Some plants were in stores inside the building, alongside aside the produce vendors who sold by the pound and in bulk. You could get a 50-pound bag of potatoes. I didn't. I don't recall buying anything, actually, but it was really nice walking around all the flowers and plants and the mounds and mounds of fresh fruit and vegetables. Vendors also had flower-shop supplies - vases, florist wire, green tape, that sort of thing - and holiday decorations (all holidays).

Brooklyn Terminal Market, a bit of Old Brooklyn. Visit it. Before it's gone.

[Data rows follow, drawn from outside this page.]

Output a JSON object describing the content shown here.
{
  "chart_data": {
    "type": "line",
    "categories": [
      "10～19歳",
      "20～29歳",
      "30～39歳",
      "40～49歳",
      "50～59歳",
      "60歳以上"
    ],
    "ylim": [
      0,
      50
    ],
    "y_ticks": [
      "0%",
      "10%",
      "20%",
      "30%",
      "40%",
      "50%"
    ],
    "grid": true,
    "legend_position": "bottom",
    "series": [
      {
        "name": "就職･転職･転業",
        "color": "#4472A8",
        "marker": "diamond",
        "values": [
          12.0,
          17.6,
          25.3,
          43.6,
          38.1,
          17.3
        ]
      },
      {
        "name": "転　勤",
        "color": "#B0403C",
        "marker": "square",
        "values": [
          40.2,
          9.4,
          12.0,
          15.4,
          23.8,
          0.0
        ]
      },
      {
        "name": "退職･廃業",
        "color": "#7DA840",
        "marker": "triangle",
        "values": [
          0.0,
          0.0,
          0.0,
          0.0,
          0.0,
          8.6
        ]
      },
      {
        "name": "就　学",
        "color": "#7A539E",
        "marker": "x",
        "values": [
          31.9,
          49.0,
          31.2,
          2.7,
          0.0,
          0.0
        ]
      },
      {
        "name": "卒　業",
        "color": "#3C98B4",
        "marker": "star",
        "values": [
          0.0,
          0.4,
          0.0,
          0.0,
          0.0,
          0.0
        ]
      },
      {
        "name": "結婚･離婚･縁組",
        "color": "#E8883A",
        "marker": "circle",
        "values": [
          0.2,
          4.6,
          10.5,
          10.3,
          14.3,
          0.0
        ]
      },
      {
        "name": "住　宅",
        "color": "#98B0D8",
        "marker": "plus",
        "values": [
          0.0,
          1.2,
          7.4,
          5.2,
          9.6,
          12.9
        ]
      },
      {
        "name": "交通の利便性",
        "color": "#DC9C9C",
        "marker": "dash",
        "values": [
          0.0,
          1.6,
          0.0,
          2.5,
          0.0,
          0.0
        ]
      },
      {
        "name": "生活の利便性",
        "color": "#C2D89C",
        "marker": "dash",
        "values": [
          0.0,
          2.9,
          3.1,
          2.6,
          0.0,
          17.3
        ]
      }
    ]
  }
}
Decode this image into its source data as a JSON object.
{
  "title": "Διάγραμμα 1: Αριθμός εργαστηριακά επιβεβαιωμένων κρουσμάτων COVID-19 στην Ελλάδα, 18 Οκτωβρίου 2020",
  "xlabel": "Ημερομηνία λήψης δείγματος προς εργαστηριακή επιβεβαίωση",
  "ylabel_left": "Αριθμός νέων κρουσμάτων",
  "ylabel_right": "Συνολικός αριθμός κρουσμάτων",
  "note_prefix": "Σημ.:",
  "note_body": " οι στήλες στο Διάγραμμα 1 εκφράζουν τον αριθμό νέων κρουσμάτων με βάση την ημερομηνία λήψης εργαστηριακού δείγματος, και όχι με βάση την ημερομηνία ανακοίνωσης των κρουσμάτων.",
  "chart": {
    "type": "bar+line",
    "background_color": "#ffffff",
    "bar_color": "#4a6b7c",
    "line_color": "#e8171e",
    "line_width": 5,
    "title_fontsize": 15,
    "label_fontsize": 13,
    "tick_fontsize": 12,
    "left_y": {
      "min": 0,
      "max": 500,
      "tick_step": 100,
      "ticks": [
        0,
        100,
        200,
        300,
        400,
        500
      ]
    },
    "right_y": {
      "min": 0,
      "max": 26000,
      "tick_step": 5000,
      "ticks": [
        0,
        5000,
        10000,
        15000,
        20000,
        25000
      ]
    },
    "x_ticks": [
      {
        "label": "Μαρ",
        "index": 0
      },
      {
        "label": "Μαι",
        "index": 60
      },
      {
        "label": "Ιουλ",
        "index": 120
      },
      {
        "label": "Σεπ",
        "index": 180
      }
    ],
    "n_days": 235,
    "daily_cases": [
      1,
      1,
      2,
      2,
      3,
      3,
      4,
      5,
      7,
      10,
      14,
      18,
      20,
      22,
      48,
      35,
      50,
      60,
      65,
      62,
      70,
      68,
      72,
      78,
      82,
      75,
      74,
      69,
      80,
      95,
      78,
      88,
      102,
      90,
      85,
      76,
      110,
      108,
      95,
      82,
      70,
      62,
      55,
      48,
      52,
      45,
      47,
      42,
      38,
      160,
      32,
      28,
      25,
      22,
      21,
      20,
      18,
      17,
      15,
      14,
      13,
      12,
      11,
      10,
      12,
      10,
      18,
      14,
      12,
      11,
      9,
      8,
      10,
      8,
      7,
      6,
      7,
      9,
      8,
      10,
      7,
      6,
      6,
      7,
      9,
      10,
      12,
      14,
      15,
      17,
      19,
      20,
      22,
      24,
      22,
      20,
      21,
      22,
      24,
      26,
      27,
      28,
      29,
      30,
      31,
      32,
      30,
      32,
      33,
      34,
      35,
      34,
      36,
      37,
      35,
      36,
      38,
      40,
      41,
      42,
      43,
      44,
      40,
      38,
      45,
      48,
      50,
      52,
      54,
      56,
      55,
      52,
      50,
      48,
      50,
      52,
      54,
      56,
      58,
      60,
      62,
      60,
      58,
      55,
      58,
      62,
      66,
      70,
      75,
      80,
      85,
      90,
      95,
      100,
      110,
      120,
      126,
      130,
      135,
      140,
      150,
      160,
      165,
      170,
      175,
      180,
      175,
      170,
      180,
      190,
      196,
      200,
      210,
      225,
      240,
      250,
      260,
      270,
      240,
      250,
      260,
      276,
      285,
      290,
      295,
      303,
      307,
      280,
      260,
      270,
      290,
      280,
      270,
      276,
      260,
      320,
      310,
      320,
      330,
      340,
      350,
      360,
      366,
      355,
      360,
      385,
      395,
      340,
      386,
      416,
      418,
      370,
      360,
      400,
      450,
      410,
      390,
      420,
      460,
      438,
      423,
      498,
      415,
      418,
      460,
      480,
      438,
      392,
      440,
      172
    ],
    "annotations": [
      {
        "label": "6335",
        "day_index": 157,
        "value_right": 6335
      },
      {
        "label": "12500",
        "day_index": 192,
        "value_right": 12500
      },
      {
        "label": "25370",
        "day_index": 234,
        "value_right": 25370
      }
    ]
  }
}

*** [The area around Redlands, California where my aunt lived used to be a heaven of scent in April because it was covered in orange trees in bloom. Now it's covered in houses and cement]

Wednesday, May 3, 2017

GRAND CENTRAL STATION

There are several entrances to Grand Central Station. If you enter on the east, you can pass through a market filled with fresh loaves of bread, cheese that can be sliced to your order, jams, jellies, caviar, fruit, vegetables arrayed like they are ready for their close-up. If you enter from Vanderbilt Avenue on the west side across the street from the Yale Club, you'll find restaurants and shops. The north entrance seems the least interesting, but has some fine restaurants.

Photo by R_Murphy

But, really, the best way to enter the station is from 42nd Street, especially if you can walk north a few blocks toward it and see the old Pan Am building behind the station like a backdrop. Above the entrance is the Tiffany clock surrounded by Roman gods - Mercury, Minerva, and Hercules. You begin to expect something grand from this viewpoint.
You'll pass through heavy oak and glass doors into a room that houses the photography and art exhibitions whenever they are held. Then you pass into the main terminal with it's vaulted, and exalted, ceiling painted with the constellations of the zodiac. The old ticket windows are still there along the wall, and the four-faced clock is the above the information booth. Across the way are the numbered entrances for the tracks for the trains heading out to Westchester County or Connecticut. And there are people many people, crisscrossing the room, going somewhere, coming from somewhere.

...the million tongues of the unceasing, the fabulous, the million-footed city...(Thomas Wolfe)  

This is New York.

Most of the station's 49 acres is underground. Beside the Metro North trains, you can get subway trains 4, 5 to the Bronx or Brooklyn, the 6 train north to the Bronx, the 7 train to Queens, or S train to Times Square. There's also a special underground line - no longer used nor available for public view - from Grand Central to the Waldorf Astoria. This was so that Franklin D. Roosevelt would not be seen by the public as traveled to and from the hotel and was helped in and out of the train due to his physical disabilities.

T
The Oyster Bar, which opened in 1913 along with the Station, is also underground.  You can still sit at the bar, or a table if you prefer, under the vaulted ceilings and think about all the people who have eaten here before you.  Since almost a million people a day pass through the station on a daily basis, that would be a lot.